Select a data source from the sidebar: either Upload CSV or Connect Google Sheets.
- If uploading a CSV, choose a file to upload. If connecting to Google Sheets, provide the URL of the sheet.
Enter a Query:
- In the main area of the app, enter a natural language query in the input box. For example, "Get me the email address of {company}".
View Results:
- Based on the query, the AI agent will generate Python code, apply it to the data, and return the result. Results can be displayed as tables, plots, or strings.

Challenges Encountered

Prompt Formatting and Complexity: A significant challenge was ensuring that the prompts passed to the model were correctly formatted and handled by the system.
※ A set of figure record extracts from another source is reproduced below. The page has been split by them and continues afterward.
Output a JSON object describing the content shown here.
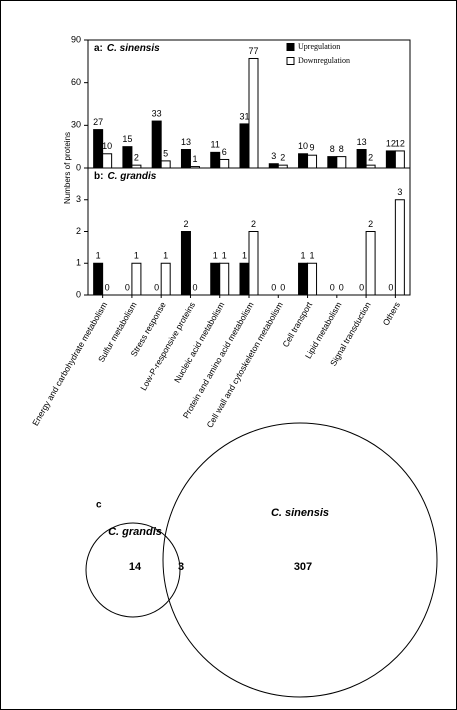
{
  "chart_data": [
    {
      "type": "bar",
      "label": "a:",
      "title": "C. sinensis",
      "ylabel": "Numbers of proteins",
      "series": [
        {
          "name": "Upregulation",
          "color": "#000000",
          "values": [
            27,
            15,
            33,
            13,
            11,
            31,
            3,
            10,
            8,
            13,
            12
          ]
        },
        {
          "name": "Downregulation",
          "color": "#ffffff",
          "values": [
            10,
            2,
            5,
            1,
            6,
            77,
            2,
            9,
            8,
            2,
            12
          ]
        }
      ],
      "ylim": [
        0,
        90
      ],
      "yticks": [
        0,
        30,
        60,
        90
      ],
      "legend": "upper right"
    },
    {
      "type": "bar",
      "label": "b:",
      "title": "C. grandis",
      "categories": [
        "Energy and carbohydrate metabolism",
        "Sulfur metabolism",
        "Stress response",
        "Low-P-responsive proteins",
        "Nucleic acid metabolism",
        "Protein and amino acid metabolism",
        "Cell wall and cytoskeleton metabolism",
        "Cell transport",
        "Lipid metabolism",
        "Signal transduction",
        "Others"
      ],
      "series": [
        {
          "name": "Upregulation",
          "color": "#000000",
          "values": [
            1,
            0,
            0,
            2,
            1,
            1,
            0,
            1,
            0,
            0,
            0
          ]
        },
        {
          "name": "Downregulation",
          "color": "#ffffff",
          "values": [
            0,
            1,
            1,
            0,
            1,
            2,
            0,
            1,
            0,
            2,
            3
          ]
        }
      ],
      "ylim": [
        0,
        4
      ],
      "yticks": [
        0,
        1,
        2,
        3
      ]
    }
  ],
  "venn": {
    "label": "c",
    "sets": [
      {
        "name": "C. grandis",
        "count": 14
      },
      {
        "name": "C. sinensis",
        "count": 307
      }
    ],
    "intersection": 3
  }
}
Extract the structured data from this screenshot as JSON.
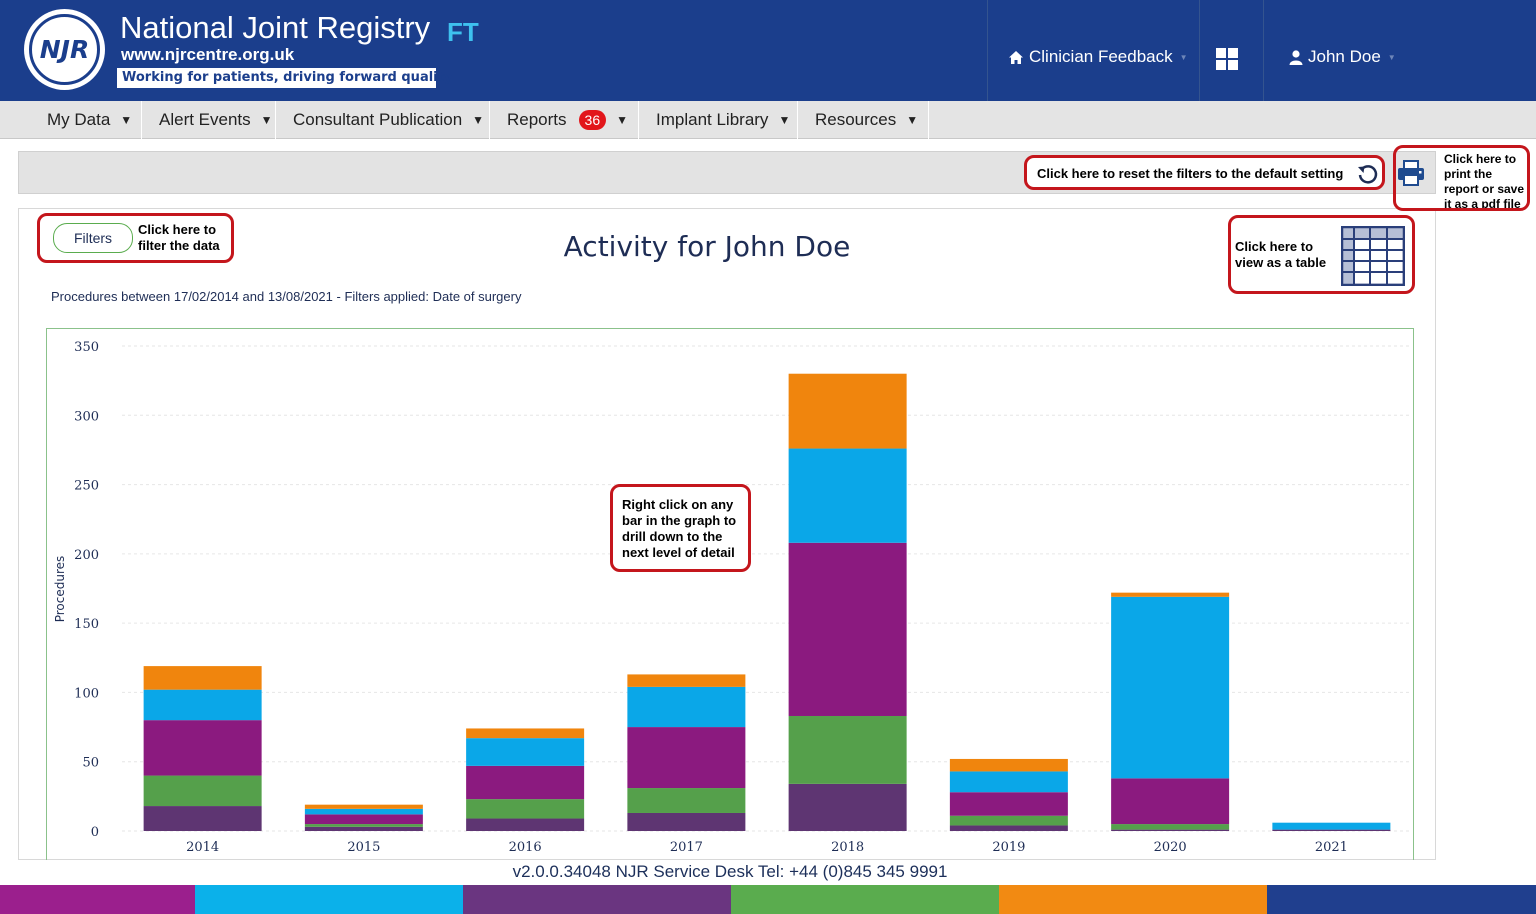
{
  "header": {
    "logo_text": "NJR",
    "title": "National Joint Registry",
    "title_suffix": "FT",
    "url": "www.njrcentre.org.uk",
    "tagline": "Working for patients, driving forward quality",
    "clinician_feedback": "Clinician Feedback",
    "user_name": "John Doe",
    "icons": [
      "home-icon",
      "grid-icon",
      "user-icon"
    ]
  },
  "nav": {
    "items": [
      {
        "label": "My Data"
      },
      {
        "label": "Alert Events"
      },
      {
        "label": "Consultant Publication"
      },
      {
        "label": "Reports",
        "badge": "36"
      },
      {
        "label": "Implant Library"
      },
      {
        "label": "Resources"
      }
    ]
  },
  "toolbar": {
    "reset_callout": "Click here to reset the filters to the default setting",
    "print_callout": "Click here to print the report or save it as a pdf file",
    "icons": [
      "reset-icon",
      "printer-icon"
    ]
  },
  "main": {
    "filters_button": "Filters",
    "filters_callout": "Click here to filter the data",
    "title": "Activity for John Doe",
    "subtitle": "Procedures between 17/02/2014 and 13/08/2021 - Filters applied: Date of surgery",
    "table_callout": "Click here to view as a table",
    "drill_callout": "Right click on any bar in the graph to drill down to the next level of detail"
  },
  "chart_data": {
    "type": "bar",
    "stacked": true,
    "categories": [
      "2014",
      "2015",
      "2016",
      "2017",
      "2018",
      "2019",
      "2020",
      "2021"
    ],
    "series": [
      {
        "color": "#5e3572",
        "values": [
          18,
          3,
          9,
          13,
          34,
          4,
          1,
          1
        ]
      },
      {
        "color": "#55a04b",
        "values": [
          22,
          2,
          14,
          18,
          49,
          7,
          4,
          0
        ]
      },
      {
        "color": "#8b1a7f",
        "values": [
          40,
          7,
          24,
          44,
          125,
          17,
          33,
          0
        ]
      },
      {
        "color": "#0aa7e8",
        "values": [
          22,
          4,
          20,
          29,
          68,
          15,
          131,
          5
        ]
      },
      {
        "color": "#f0850d",
        "values": [
          17,
          3,
          7,
          9,
          54,
          9,
          3,
          0
        ]
      }
    ],
    "ylabel": "Procedures",
    "ylim": [
      0,
      350
    ],
    "yticks": [
      "0",
      "50",
      "100",
      "150",
      "200",
      "250",
      "300",
      "350"
    ],
    "grid": true
  },
  "footer": {
    "text": "v2.0.0.34048 NJR Service Desk Tel: +44 (0)845 345 9991",
    "stripe_colors": [
      "#9b1f8d",
      "#0bb1ea",
      "#6a3580",
      "#5aac4e",
      "#f28a12",
      "#203f8e"
    ]
  }
}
The model needed to generate accurate responses based on the structure and complexity of the queries. It was also important to maintain clarity and consistency in the way information was extracted and presented to the user, especially with complex queries.
Managing Security Risks with LLMs: Leveraging large language models (LLMs) introduced potential security risks, particularly concerning data privacy and the handling of sensitive information. Ensuring that no confidential or private data was inadvertently exposed while interacting with the model was a critical aspect of the development process. We had to implement safeguards to minimize these risks while using LLMs for generating code and processing data.